No need to read my threads from the beginning. I think the summary at the start of this thread pretty much covers it.
I have been here a while now and your sitch I think most resemble mine. I wish I could give you sage advice from back then. I will say you are handling it with a level of intelligence, dignity and humor that, when I was back in your shoes (pre-moving out) I could have used. I was an emotional mess. But then, at the time, he was a hate spewing monster. My H does not have the level of emotional development that yours has. I don't know if it changes anything, they are so similar in so many other ways, but it does give me hope for you that your H looks within and wants to articulate his feelings (even, if those feelings are all 'me, me, me' and what he needs. Mine just ran away.
I will respond on your thread later today re him 'seeking closure' with the OW. I have views, not to dissimilar from others, but my perspective (given I think your H is a good but confused man and the likeliness that once he has set out on a path he will, cut off his own nose, rather than admit a mistake) may be slightly different.
The angry beast within
I am not by nature an angry person and all this time I have led a mostly passive/calm non-reactive life. Apart from the odd passive aggressive response, or vagueness (how he hated this) about my own activities, I gave him his space and did not pressure in the hopes that he would realise what he was giving up and make moves towards R. I let him be and (as Yail once said) ignored the slings and arrows and just calmly floated along. But I did not set clear boundaries. I let him presume he could change plans and tell the children about the changes before speaking to me, I let him come and go as he pleased (making half-hearted pleas to respect my privacy) and (once I'd stopped going dark'ish) engaged with him as if we were friendly neighbours. I let him dictate the terms of our relationship. And I am angry about that because I feel that he was pulling the wool over my eyes all this time and I let him.
In my third IC session this week I broke down and said I felt betrayed. After pushing all this anger down for so long and making excuses for him, I hear myself throwing bombs across the wall we've both erected between us and watching as it explodes at his feet. Pot shots which don't serve anyone. Passive aggressive and hurtful. It's not all the time, but it's there. I am hurt an finally I want him to see I am hurt. It is not healthy and I need to get a handle on it.
his moving to have the kids more
I don't know how I feel about this. On one hand I am glad he is having them more as it frees things up for me (and he is a good father) and although I know it's unhealthy thinking, the more he has them, the less time he has to engage in self destructive behaviours or commit to a relationship any sort. I also know that the more he has them, the more we cement this 'separate' lives thing. He is getting the family life he seems to want, just without me. The move to have them more often is him running back to the family life he actually loves and misses. He knows what's important. And I am not important.
How do I feel. Left behind.

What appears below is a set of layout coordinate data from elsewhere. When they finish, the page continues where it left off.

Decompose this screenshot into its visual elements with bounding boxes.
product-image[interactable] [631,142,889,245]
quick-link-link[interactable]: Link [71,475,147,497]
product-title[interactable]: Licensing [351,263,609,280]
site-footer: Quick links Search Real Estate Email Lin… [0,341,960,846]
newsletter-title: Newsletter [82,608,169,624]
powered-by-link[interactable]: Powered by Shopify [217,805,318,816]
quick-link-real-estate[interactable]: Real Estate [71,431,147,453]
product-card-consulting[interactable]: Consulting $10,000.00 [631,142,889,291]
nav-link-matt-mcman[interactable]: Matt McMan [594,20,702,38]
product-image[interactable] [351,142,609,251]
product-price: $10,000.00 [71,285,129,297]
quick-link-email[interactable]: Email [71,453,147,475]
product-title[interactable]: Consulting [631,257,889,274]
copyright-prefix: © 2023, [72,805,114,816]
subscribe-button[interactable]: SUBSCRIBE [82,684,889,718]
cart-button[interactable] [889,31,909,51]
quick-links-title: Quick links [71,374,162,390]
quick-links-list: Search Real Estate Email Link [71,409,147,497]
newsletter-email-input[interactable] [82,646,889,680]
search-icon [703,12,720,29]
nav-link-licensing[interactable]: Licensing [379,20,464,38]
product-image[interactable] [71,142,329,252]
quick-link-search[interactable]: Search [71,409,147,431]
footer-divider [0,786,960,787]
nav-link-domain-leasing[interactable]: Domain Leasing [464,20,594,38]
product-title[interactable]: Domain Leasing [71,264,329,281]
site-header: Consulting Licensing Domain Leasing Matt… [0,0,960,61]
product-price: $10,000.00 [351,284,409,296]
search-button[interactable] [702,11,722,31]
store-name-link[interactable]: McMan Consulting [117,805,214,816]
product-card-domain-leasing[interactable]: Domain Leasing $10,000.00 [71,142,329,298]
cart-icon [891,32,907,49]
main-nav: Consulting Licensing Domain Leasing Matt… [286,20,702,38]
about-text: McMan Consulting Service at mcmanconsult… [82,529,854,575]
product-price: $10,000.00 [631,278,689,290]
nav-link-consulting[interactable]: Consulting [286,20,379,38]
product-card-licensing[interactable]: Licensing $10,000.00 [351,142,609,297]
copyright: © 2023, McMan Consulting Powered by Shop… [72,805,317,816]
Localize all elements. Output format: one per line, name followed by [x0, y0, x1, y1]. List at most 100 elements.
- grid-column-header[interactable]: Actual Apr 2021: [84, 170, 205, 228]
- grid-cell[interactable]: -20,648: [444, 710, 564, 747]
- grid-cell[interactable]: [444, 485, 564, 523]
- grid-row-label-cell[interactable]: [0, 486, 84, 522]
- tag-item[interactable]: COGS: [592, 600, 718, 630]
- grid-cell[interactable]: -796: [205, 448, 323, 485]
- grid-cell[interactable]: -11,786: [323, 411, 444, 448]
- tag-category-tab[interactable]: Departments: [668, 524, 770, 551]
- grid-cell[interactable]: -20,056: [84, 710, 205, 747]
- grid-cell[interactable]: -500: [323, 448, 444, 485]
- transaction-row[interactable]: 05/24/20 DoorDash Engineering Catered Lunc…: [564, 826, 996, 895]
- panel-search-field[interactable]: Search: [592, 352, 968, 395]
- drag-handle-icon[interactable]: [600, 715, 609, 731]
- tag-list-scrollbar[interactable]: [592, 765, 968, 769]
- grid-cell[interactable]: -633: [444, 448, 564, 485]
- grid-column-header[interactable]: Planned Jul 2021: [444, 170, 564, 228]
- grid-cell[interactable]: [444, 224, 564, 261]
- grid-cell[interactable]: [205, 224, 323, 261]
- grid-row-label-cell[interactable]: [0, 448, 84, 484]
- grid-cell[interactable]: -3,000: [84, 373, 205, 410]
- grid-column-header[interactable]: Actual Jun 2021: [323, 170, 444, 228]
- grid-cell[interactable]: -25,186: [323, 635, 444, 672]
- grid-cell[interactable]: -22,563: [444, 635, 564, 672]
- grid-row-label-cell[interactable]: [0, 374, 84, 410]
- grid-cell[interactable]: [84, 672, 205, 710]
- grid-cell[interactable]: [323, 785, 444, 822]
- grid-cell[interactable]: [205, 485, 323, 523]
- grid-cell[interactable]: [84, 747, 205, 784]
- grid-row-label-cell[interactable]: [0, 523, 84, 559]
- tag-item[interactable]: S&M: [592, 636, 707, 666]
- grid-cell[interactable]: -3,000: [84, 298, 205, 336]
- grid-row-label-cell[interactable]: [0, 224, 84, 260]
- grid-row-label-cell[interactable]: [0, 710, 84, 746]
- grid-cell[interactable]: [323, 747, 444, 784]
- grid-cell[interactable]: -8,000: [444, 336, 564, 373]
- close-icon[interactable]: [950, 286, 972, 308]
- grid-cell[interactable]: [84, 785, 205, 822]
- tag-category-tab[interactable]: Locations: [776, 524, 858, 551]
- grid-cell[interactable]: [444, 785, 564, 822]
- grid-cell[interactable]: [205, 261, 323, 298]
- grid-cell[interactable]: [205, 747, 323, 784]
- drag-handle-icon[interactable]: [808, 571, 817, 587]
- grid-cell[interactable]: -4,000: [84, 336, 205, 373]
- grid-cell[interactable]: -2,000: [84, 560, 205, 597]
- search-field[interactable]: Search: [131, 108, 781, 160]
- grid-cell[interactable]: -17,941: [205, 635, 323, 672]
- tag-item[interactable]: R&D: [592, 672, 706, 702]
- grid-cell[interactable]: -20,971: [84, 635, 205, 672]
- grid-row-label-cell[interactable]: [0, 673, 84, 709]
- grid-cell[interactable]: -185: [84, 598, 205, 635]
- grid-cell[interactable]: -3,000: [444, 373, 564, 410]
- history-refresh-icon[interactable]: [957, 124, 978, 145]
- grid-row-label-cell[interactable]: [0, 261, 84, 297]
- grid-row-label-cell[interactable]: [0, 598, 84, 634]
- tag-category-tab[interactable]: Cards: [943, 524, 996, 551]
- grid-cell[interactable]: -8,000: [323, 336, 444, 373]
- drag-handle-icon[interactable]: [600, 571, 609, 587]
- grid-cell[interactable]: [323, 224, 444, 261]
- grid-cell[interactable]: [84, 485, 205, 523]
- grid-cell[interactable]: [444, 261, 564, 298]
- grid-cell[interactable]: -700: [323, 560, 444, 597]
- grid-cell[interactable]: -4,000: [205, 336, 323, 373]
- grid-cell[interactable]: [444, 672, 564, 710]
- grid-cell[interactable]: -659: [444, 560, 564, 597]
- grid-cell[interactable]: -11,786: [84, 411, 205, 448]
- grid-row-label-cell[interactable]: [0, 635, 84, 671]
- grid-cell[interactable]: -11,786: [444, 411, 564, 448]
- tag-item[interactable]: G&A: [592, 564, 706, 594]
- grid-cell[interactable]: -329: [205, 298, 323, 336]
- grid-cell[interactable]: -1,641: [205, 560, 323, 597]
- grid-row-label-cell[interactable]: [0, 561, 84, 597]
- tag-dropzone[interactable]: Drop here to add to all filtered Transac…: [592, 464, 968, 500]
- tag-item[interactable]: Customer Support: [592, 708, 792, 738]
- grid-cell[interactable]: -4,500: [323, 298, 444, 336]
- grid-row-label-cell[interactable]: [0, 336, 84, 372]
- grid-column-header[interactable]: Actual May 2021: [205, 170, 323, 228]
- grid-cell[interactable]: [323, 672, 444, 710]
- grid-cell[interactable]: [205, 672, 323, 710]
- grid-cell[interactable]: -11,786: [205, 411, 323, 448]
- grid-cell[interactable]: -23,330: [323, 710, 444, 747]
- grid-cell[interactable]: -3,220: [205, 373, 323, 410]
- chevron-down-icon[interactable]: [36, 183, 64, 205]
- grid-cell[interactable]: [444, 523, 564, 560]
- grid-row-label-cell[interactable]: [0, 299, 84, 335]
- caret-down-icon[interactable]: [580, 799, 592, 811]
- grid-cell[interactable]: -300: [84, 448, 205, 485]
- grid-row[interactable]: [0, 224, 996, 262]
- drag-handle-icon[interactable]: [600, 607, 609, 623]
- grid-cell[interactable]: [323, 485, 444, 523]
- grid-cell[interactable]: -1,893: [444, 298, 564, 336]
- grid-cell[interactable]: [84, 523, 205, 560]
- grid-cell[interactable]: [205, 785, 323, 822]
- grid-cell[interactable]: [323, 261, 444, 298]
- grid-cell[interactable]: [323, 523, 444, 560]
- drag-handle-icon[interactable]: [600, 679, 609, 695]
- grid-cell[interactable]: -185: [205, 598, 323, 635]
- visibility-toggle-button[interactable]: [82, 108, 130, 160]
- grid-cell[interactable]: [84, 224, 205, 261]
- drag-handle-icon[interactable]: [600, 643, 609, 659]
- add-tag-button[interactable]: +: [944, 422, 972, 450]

Angry.
I wish he would do some reflection, but I don't think his ego could cope with it.
the house sale
I love my home. I will never have another home as beautiful. But I will leave it behind because it is what is needed right now. I am angry at him for putting me in a position where I have to sell my home and I have to feel guilty about it.
I've been reading through some old threads and found an interesting one where it discusses the pivotal 'event' which forces you to see things as they are and really let go of hope. I don't know if I am there yet, but a number of things have happened in the last month which have opened my eyes. He has not done the work, and even if he was willing to do the work, he would never admit fault - without his ability to own his mistakes then there is no future. There has been no growth for him.